Trees have an important role to play in the sustainability of our towns. Species that are appropriate for their location, well-planted and maintained can deliver many benefits including shelter, improved air quality, support for wildlife, climate moderation and reduced risk of flooding. They also have the effect of softening and humanising what can otherwise become a hard, urban environment.
Choosing the right tree is vital, and a list has been compiled in conjunction with this guidance to suggest trees suitable for specific locations (refer to the Landscape and Greenspaces section of this guide). These species are typically better suited to the sometimes difficult conditions found within urban areas while also requiring minimum levels of maintenance. The list is not exhaustive and other appropriate species can be considered.
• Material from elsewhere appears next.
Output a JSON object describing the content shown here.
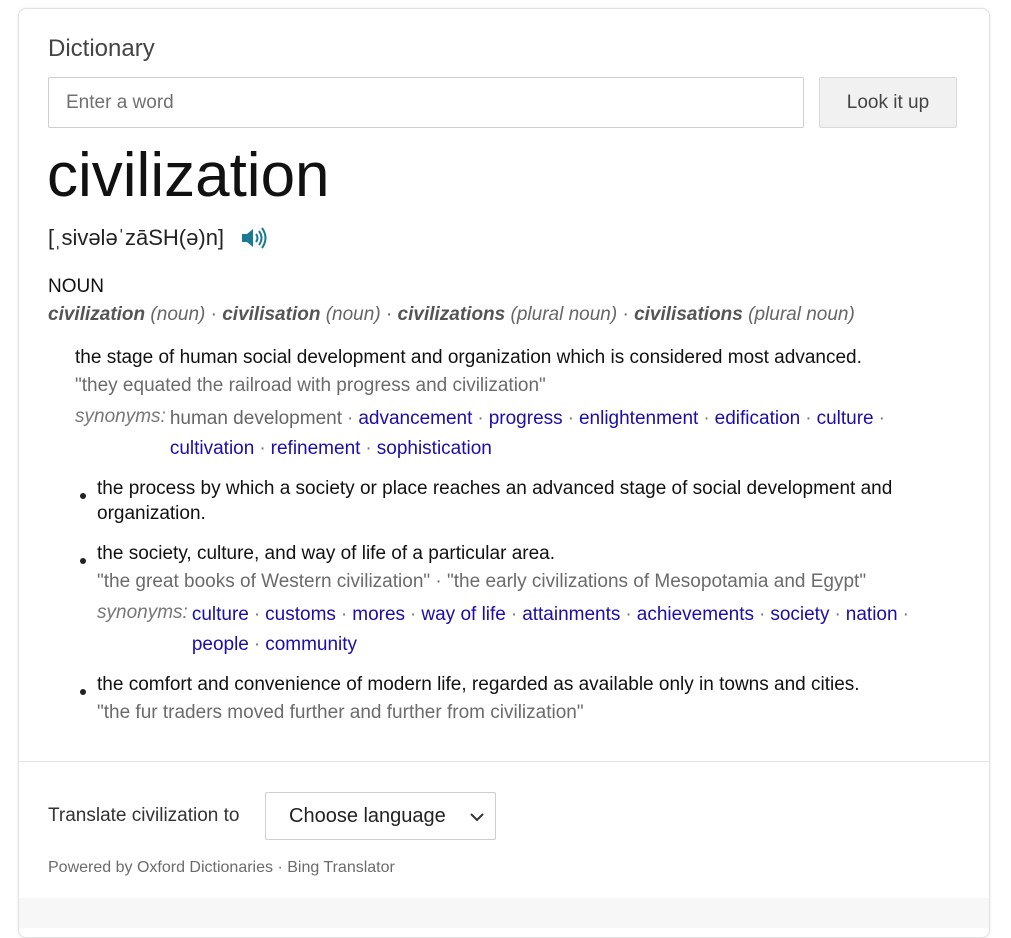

Where services are close to street trees, a suitable root barrier (such as root deflectors) should be provided, so as to protect against damage to services, cables and pipes.
Root barriers are constructed before planting and can incorporate single trees or protect entire tree-lined streets. For established streets, creating root barriers around each tree is often the best solution, whereas for new roads and footways a long, straight barrier between the planted zone and services is preferred.
Tree-planting should be undertaken by appropriately qualified contractors who understand the technical requirements of pit size, irrigation and staking. The design of tree guards, grilles and porous gravel should be compatible with the chosen design theme of the space as a whole and submitted for planning permission as part of the public space proposals for any development.